The Ishavasya Upanishad (or simply Isha) is one of the shortest of its kind, and basically represents a brief philosophical poem discussing the soul/self (Atman). This edition contains the Kanva recension, consisting of 18 verses. The words “Isha vasyam” literally translates to “enveloped by the Lord” and refers to the theory of soul (Atman); a co...

स पर्यगाच्छुक्रमकायमव्रणमस्नाविरंशुद्धम् अपापविद्धम् ।
कविर्मनीषी परिभूः स्ययम्भूर्याथातथ्यतोऽर्थान्व्यदधाच्छाश्वतीभ्यः समाभ्यः ॥ ८ ॥

sa paryagācchukramakāyamavraṇamasnāviraṃśuddham apāpaviddham |
kavirmanīṣī paribhūḥ syayambhūryāthātathyato'rthānvyadadhācchāśvatībhyaḥ samābhyaḥ || 8 ||

8. He pervaded all, resplendent, bodiless, scatheless, having no muscles, pure, untouched by sin; far-seeing, omniscient, transcendent, self-sprung, (he) duly allotted to the various eternal creators their respective functions.


Shankara’s Commentary:

Com.—This text describes the real nature of the Atman, spoken of. in the previous texts. Sah means ‘the Atman previously spoken of.’ ‘Paryagat means went round.’ The meaning is ‘he is all-pervading like the Akas.’ Sukram means pure, hence bright, resplendent. Akayam, means ‘bodiless,’ i.e., having no linga sarira or subtle, boy. Avranam means ‘scatheless.’ ‘Asnaviram’ means ‘having no muscles.’ The adjuncts Avranam and Asnaviram show that the Atman has no sthula sarira or gross body.
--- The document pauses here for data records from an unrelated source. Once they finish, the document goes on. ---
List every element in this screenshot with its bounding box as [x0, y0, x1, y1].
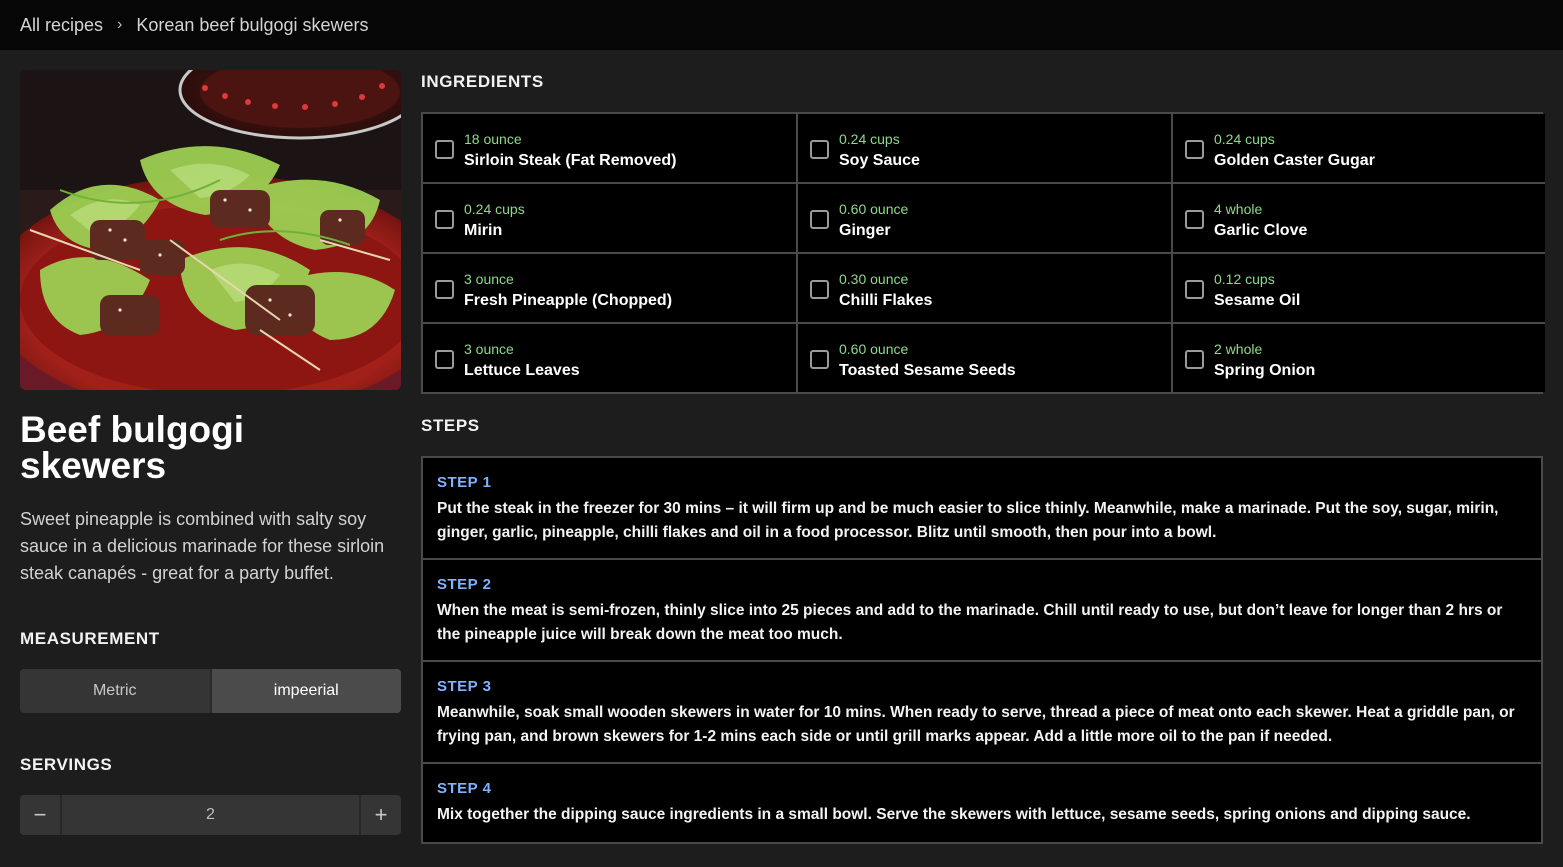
ingredient-quantity: 4 whole	[1214, 201, 1263, 217]
recipe-title: Beef bulgogi skewers	[20, 409, 245, 486]
imperial-option-button[interactable]: impeerial	[209, 669, 401, 713]
ingredient-item[interactable]: 0.60 ounce Ginger	[798, 184, 1173, 254]
ingredient-checkbox[interactable]	[810, 210, 829, 229]
ingredient-item[interactable]: 0.24 cups Golden Caster Gugar	[1173, 114, 1545, 184]
step-item: STEP 1 Put the steak in the freezer for …	[423, 458, 1541, 560]
step-label: STEP 2	[437, 576, 492, 593]
step-text: When the meat is semi-frozen, thinly sli…	[437, 602, 1503, 643]
step-text: Put the steak in the freezer for 30 mins…	[437, 500, 1499, 541]
ingredient-item[interactable]: 0.24 cups Soy Sauce	[798, 114, 1173, 184]
chevron-right-icon: ›	[117, 16, 123, 33]
recipe-sidebar: Beef bulgogi skewers Sweet pineapple is …	[20, 70, 401, 835]
servings-stepper: − 2 +	[20, 795, 401, 835]
measurement-toggle: Metric impeerial	[20, 669, 401, 713]
step-item: STEP 3 Meanwhile, soak small wooden skew…	[423, 662, 1541, 764]
steps-heading: STEPS	[421, 416, 480, 435]
recipe-photo	[20, 70, 401, 390]
measurement-heading: MEASUREMENT	[20, 629, 160, 648]
ingredient-quantity: 0.24 cups	[1214, 131, 1275, 147]
ingredient-name: Lettuce Leaves	[464, 362, 580, 379]
steps-list: STEP 1 Put the steak in the freezer for …	[421, 456, 1543, 844]
top-bar: All recipes › Korean beef bulgogi skewer…	[0, 0, 1563, 50]
recipe-main: INGREDIENTS 18 ounce Sirloin Steak (Fat …	[421, 70, 1545, 844]
ingredient-quantity: 3 ounce	[464, 271, 514, 287]
increment-button[interactable]: +	[361, 795, 401, 835]
ingredient-item[interactable]: 2 whole Spring Onion	[1173, 324, 1545, 392]
step-label: STEP 3	[437, 678, 492, 695]
ingredients-grid: 18 ounce Sirloin Steak (Fat Removed) 0.2…	[421, 112, 1545, 394]
ingredient-name: Ginger	[839, 222, 891, 239]
ingredient-checkbox[interactable]	[810, 140, 829, 159]
ingredient-item[interactable]: 0.60 ounce Toasted Sesame Seeds	[798, 324, 1173, 392]
ingredient-name: Soy Sauce	[839, 152, 920, 169]
ingredient-checkbox[interactable]	[435, 280, 454, 299]
metric-option-button[interactable]: Metric	[20, 669, 210, 713]
ingredient-quantity: 0.12 cups	[1214, 271, 1275, 287]
ingredient-item[interactable]: 0.12 cups Sesame Oil	[1173, 254, 1545, 324]
step-label: STEP 1	[437, 474, 492, 491]
ingredient-checkbox[interactable]	[1185, 140, 1204, 159]
ingredient-name: Mirin	[464, 222, 503, 239]
ingredient-item[interactable]: 4 whole Garlic Clove	[1173, 184, 1545, 254]
breadcrumb-current: Korean beef bulgogi skewers	[136, 14, 369, 35]
ingredient-item[interactable]: 0.24 cups Mirin	[423, 184, 798, 254]
ingredient-checkbox[interactable]	[435, 140, 454, 159]
ingredient-checkbox[interactable]	[1185, 280, 1204, 299]
ingredient-quantity: 0.24 cups	[839, 131, 900, 147]
ingredient-checkbox[interactable]	[435, 210, 454, 229]
step-text: Mix together the dipping sauce ingredien…	[437, 806, 1471, 823]
ingredient-quantity: 0.24 cups	[464, 201, 525, 217]
ingredient-name: Spring Onion	[1214, 362, 1316, 379]
ingredient-checkbox[interactable]	[1185, 210, 1204, 229]
ingredient-quantity: 2 whole	[1214, 341, 1263, 357]
ingredient-name: Sirloin Steak (Fat Removed)	[464, 152, 677, 169]
ingredient-name: Chilli Flakes	[839, 292, 933, 309]
ingredient-checkbox[interactable]	[810, 280, 829, 299]
recipe-description: Sweet pineapple is combined with salty s…	[20, 509, 385, 583]
ingredient-name: Fresh Pineapple (Chopped)	[464, 292, 673, 309]
ingredient-checkbox[interactable]	[810, 350, 829, 369]
ingredient-item[interactable]: 18 ounce Sirloin Steak (Fat Removed)	[423, 114, 798, 184]
ingredient-item[interactable]: 3 ounce Lettuce Leaves	[423, 324, 798, 392]
servings-value[interactable]: 2	[60, 795, 361, 835]
breadcrumb-all-recipes[interactable]: All recipes	[20, 15, 103, 36]
ingredient-name: Toasted Sesame Seeds	[839, 362, 1016, 379]
ingredient-item[interactable]: 0.30 ounce Chilli Flakes	[798, 254, 1173, 324]
ingredient-name: Golden Caster Gugar	[1214, 152, 1375, 169]
decrement-button[interactable]: −	[20, 795, 60, 835]
step-text: Meanwhile, soak small wooden skewers in …	[437, 704, 1515, 745]
ingredient-quantity: 3 ounce	[464, 341, 514, 357]
step-label: STEP 4	[437, 780, 492, 797]
ingredient-name: Garlic Clove	[1214, 222, 1308, 239]
ingredient-quantity: 0.60 ounce	[839, 201, 909, 217]
ingredient-quantity: 18 ounce	[464, 131, 522, 147]
servings-heading: SERVINGS	[20, 755, 113, 774]
step-item: STEP 2 When the meat is semi-frozen, thi…	[423, 560, 1541, 662]
ingredient-checkbox[interactable]	[435, 350, 454, 369]
ingredient-quantity: 0.30 ounce	[839, 271, 909, 287]
ingredient-checkbox[interactable]	[1185, 350, 1204, 369]
ingredients-heading: INGREDIENTS	[421, 72, 544, 91]
ingredient-quantity: 0.60 ounce	[839, 341, 909, 357]
step-item: STEP 4 Mix together the dipping sauce in…	[423, 764, 1541, 842]
ingredient-item[interactable]: 3 ounce Fresh Pineapple (Chopped)	[423, 254, 798, 324]
ingredient-name: Sesame Oil	[1214, 292, 1301, 309]
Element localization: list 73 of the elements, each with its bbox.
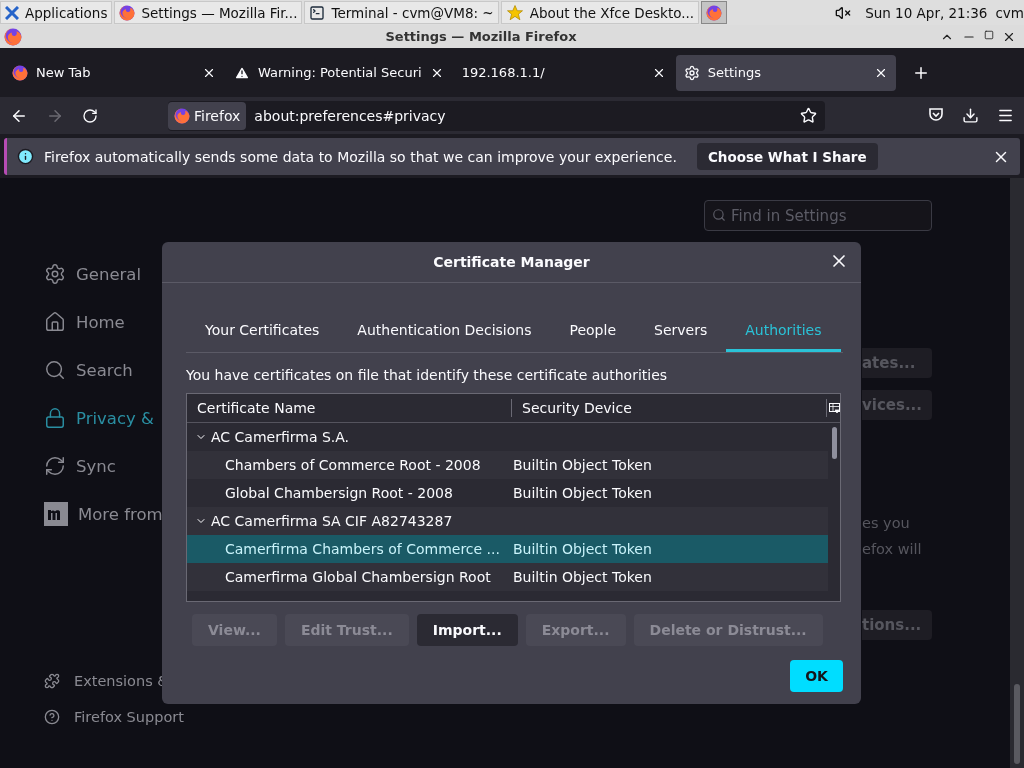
help-icon: [44, 709, 60, 725]
column-picker-icon[interactable]: [829, 402, 840, 414]
firefox-logo-icon: [12, 64, 28, 81]
browser-tab[interactable]: New Tab: [4, 54, 224, 91]
puzzle-icon: [44, 673, 60, 689]
certificate-row[interactable]: Camerfirma Global Chambersign Root Builtin Object Token: [187, 563, 828, 591]
terminal-icon: [309, 4, 326, 21]
user-name: cvm: [995, 4, 1024, 21]
settings-text: es you: [862, 514, 911, 533]
menu-icon[interactable]: [997, 107, 1014, 124]
address-field[interactable]: Firefox about:preferences#privacy: [168, 100, 825, 131]
m-logo-icon: [44, 502, 68, 526]
sidebar-item[interactable]: Privacy &: [44, 398, 154, 438]
sidebar-item[interactable]: Home: [44, 302, 125, 342]
window-title: Settings — Mozilla Firefox: [384, 29, 578, 44]
settings-icon: [44, 263, 66, 285]
browser-tab[interactable]: Settings: [675, 54, 896, 91]
sidebar-item[interactable]: Sync: [44, 446, 116, 486]
bookmark-star-icon[interactable]: [800, 107, 817, 124]
dialog-tab[interactable]: Authentication Decisions: [338, 307, 551, 352]
pocket-icon[interactable]: [928, 107, 944, 123]
taskbar-button[interactable]: [701, 1, 728, 24]
group-name: AC Camerfirma SA CIF A82743287: [211, 513, 453, 529]
dialog-button[interactable]: Import...: [416, 614, 518, 646]
taskbar-button[interactable]: Settings — Mozilla Fir...: [114, 1, 303, 24]
browser-tab[interactable]: Warning: Potential Securi: [226, 54, 452, 91]
scrollbar[interactable]: [1010, 178, 1024, 768]
column-header[interactable]: Security Device: [512, 399, 827, 417]
dialog-tab[interactable]: Authorities: [726, 307, 841, 352]
firefox-logo-icon: [119, 4, 136, 21]
settings-text: efox will: [862, 540, 923, 559]
xfce-logo-icon: [5, 5, 19, 20]
identity-chip[interactable]: Firefox: [168, 101, 247, 130]
dialog-tab[interactable]: Servers: [635, 307, 727, 352]
notification-text: Firefox automatically sends some data to Mozilla so that we can improve your experience.: [44, 148, 677, 165]
dialog-title: Certificate Manager: [433, 254, 590, 270]
dialog-tab[interactable]: People: [550, 307, 635, 352]
sync-icon: [44, 455, 66, 477]
sidebar-item[interactable]: More from: [44, 494, 163, 534]
sidebar-link[interactable]: Firefox Support: [44, 706, 184, 728]
group-name: AC Camerfirma S.A.: [211, 429, 350, 445]
taskbar-button[interactable]: About the Xfce Deskto...: [500, 1, 700, 24]
firefox-logo-icon: [174, 107, 190, 124]
choose-what-i-share-button[interactable]: Choose What I Share: [696, 143, 878, 170]
ok-button[interactable]: OK: [790, 660, 843, 692]
restore-icon[interactable]: [984, 29, 994, 40]
certificate-row[interactable]: Camerfirma Chambers of Commerce ... Builtin Object Token: [187, 535, 828, 563]
taskbar-button[interactable]: Terminal - cvm@VM8: ~: [304, 1, 499, 24]
firefox-logo-icon: [4, 27, 22, 46]
sidebar-item[interactable]: General: [44, 254, 142, 294]
clock: Sun 10 Apr, 21:36: [865, 4, 988, 21]
tree-row[interactable]: AC Camerfirma SA CIF A82743287: [187, 507, 828, 535]
info-icon: [17, 148, 34, 165]
column-header[interactable]: Certificate Name: [187, 399, 512, 417]
lock-icon: [44, 407, 66, 429]
firefox-logo-icon: [706, 4, 723, 21]
description-text: You have certificates on file that identify these certificate authorities: [186, 367, 669, 383]
browser-tab[interactable]: 192.168.1.1/: [453, 54, 674, 91]
certificate-row[interactable]: Chambers of Commerce Root - 2008 Builtin Object Token: [187, 451, 828, 479]
settings-icon: [683, 64, 700, 81]
search-field[interactable]: Find in Settings: [704, 200, 932, 231]
home-icon: [44, 311, 66, 333]
star-icon: [505, 3, 524, 22]
reload-icon[interactable]: [82, 107, 98, 124]
download-icon[interactable]: [962, 107, 979, 124]
search-icon: [44, 359, 66, 381]
dialog-tab[interactable]: Your Certificates: [186, 307, 339, 352]
warning-icon: [234, 64, 250, 81]
applications-menu[interactable]: Applications: [0, 1, 113, 24]
sidebar-item[interactable]: Search: [44, 350, 133, 390]
search-icon: [712, 208, 726, 222]
url-text: about:preferences#privacy: [254, 107, 447, 124]
volume-muted-icon[interactable]: [835, 4, 852, 21]
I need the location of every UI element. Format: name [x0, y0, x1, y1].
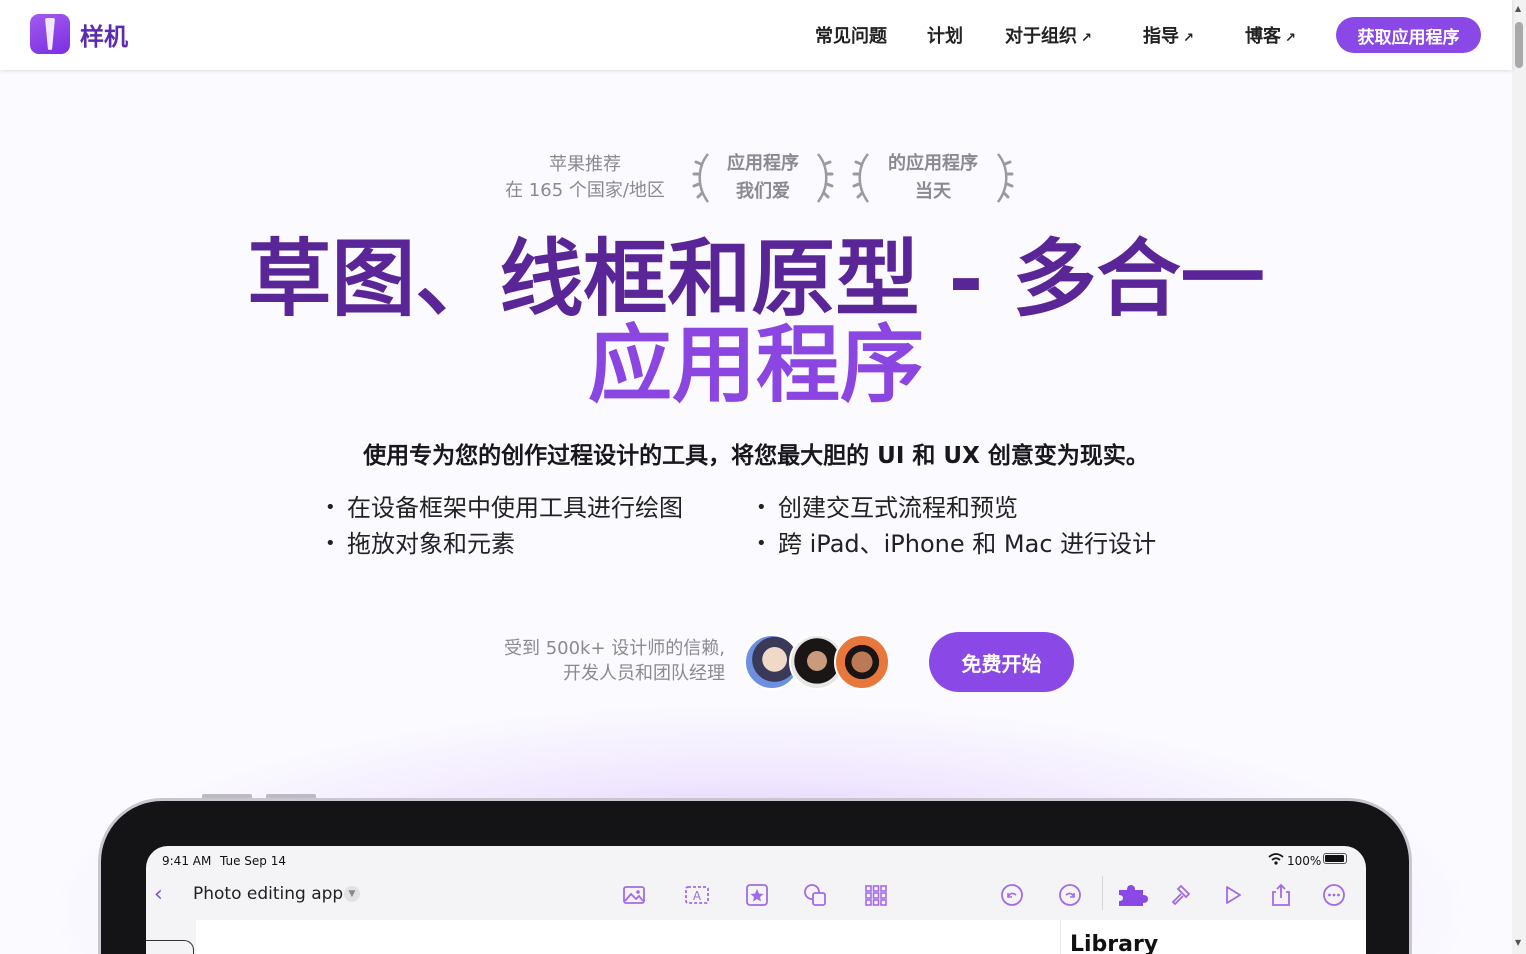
status-battery-percent: 100% — [1287, 854, 1322, 868]
status-time: 9:41 AM — [162, 854, 212, 868]
laurel-left-icon — [852, 153, 870, 203]
text-box-icon[interactable]: A — [684, 882, 710, 908]
document-title[interactable]: Photo editing app — [193, 884, 343, 904]
play-icon[interactable] — [1219, 882, 1245, 908]
design-canvas[interactable] — [196, 920, 1060, 954]
toolbar-divider — [1102, 876, 1103, 910]
award2-line-2: 当天 — [915, 181, 951, 202]
battery-icon — [1323, 853, 1347, 864]
nav-guides[interactable]: 指导 ↗ — [1143, 22, 1194, 48]
undo-icon[interactable] — [999, 882, 1025, 908]
nav-faq[interactable]: 常见问题 — [815, 22, 887, 48]
status-date: Tue Sep 14 — [220, 854, 287, 868]
redo-icon[interactable] — [1057, 882, 1083, 908]
share-icon[interactable] — [1268, 882, 1294, 908]
logo-mark-icon — [30, 14, 70, 54]
image-icon[interactable] — [621, 882, 647, 908]
feature-item: 创建交互式流程和预览 — [756, 490, 1156, 526]
featured-line-2: 在 165 个国家/地区 — [505, 180, 665, 201]
get-app-button[interactable]: 获取应用程序 — [1336, 17, 1481, 53]
feature-list-right: 创建交互式流程和预览 跨 iPad、iPhone 和 Mac 进行设计 — [756, 490, 1156, 562]
nav-for-organizations[interactable]: 对于组织 ↗ — [1005, 22, 1092, 48]
external-link-icon: ↗ — [1081, 31, 1092, 46]
scroll-thumb[interactable] — [1515, 22, 1523, 68]
laurel-right-icon — [816, 153, 834, 203]
feature-list-left: 在设备框架中使用工具进行绘图 拖放对象和元素 — [325, 490, 683, 562]
feature-item: 在设备框架中使用工具进行绘图 — [325, 490, 683, 526]
start-free-button[interactable]: 免费开始 — [929, 632, 1074, 692]
svg-text:A: A — [693, 889, 702, 903]
logo-text: 样机 — [80, 22, 128, 51]
award2-line-1: 的应用程序 — [888, 153, 978, 174]
chevron-down-icon[interactable]: ▼ — [344, 886, 360, 902]
library-title: Library — [1070, 932, 1159, 954]
external-link-icon: ↗ — [1183, 31, 1194, 46]
award-app-of-the-day: 的应用程序 当天 — [850, 150, 1016, 206]
wifi-icon — [1268, 853, 1284, 865]
scroll-down-icon[interactable]: ▼ — [1515, 938, 1521, 947]
apple-featured-badge: 苹果推荐 在 165 个国家/地区 — [480, 152, 690, 204]
external-link-icon: ↗ — [1285, 31, 1296, 46]
avatar — [834, 634, 890, 690]
grid-icon[interactable] — [863, 882, 889, 908]
hero-headline: 草图、线框和原型 - 多合一 — [247, 230, 1265, 328]
shapes-icon[interactable] — [802, 882, 828, 908]
page-scrollbar[interactable]: ▲ ▼ — [1512, 0, 1526, 954]
scroll-up-icon[interactable]: ▲ — [1515, 4, 1521, 13]
logo[interactable]: 样机 — [30, 14, 128, 54]
top-header: 样机 常见问题 计划 对于组织 ↗ 指导 ↗ 博客 ↗ 获取应用程序 — [0, 0, 1512, 70]
more-icon[interactable] — [1321, 882, 1347, 908]
trust-text: 受到 500k+ 设计师的信赖, 开发人员和团队经理 — [503, 638, 725, 684]
ipad-screen: 9:41 AM Tue Sep 14 100% ‹ Photo editing … — [146, 846, 1366, 954]
hammer-icon[interactable] — [1169, 882, 1195, 908]
hero-headline-accent: 应用程序 — [587, 316, 924, 414]
star-box-icon[interactable] — [744, 882, 770, 908]
award-apps-we-love: 应用程序 我们爱 — [688, 150, 838, 206]
laurel-left-icon — [692, 153, 710, 203]
nav-plans[interactable]: 计划 — [927, 22, 963, 48]
feature-item: 拖放对象和元素 — [325, 526, 683, 562]
laurel-right-icon — [996, 153, 1014, 203]
hero-subheadline: 使用专为您的创作过程设计的工具，将您最大胆的 UI 和 UX 创意变为现实。 — [363, 443, 1149, 469]
puzzle-icon[interactable] — [1116, 882, 1150, 908]
featured-line-1: 苹果推荐 — [549, 154, 621, 175]
back-icon[interactable]: ‹ — [154, 882, 163, 907]
feature-item: 跨 iPad、iPhone 和 Mac 进行设计 — [756, 526, 1156, 562]
canvas-frame-thumbnail[interactable] — [146, 940, 194, 954]
nav-blog[interactable]: 博客 ↗ — [1245, 22, 1296, 48]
By the word suddha, pure or free from the taint of ignorance, it is shown that it has no karana sarira or causal body. ‘Apapa-viddham means ‘untouched by Karma, good or bad.’ ‘Sukram’ and the following epithets are to be read as masculine, because of the beginning and the end being in the masculine, as sah, kavih etc. Kavih means far-seeing, i.e., all-seeing; for, says the Sruti “There is no seer other than the Atman, etc.” ‘Manishi’ means ‘prompting the mind,’ hence ‘omniscient, omnipotent.’ Paribhuh means ‘being above all.’ Svayambhuh means ‘himself being all above and all below becomes all.’ He, the ever free, and omnipotent, being omniscient, allotted their respective functions, i.e., objects to be created to the various and eternal Prajapatis, known popularly as ‘years,’ as aids to the enjoyment of the fruits of Karma.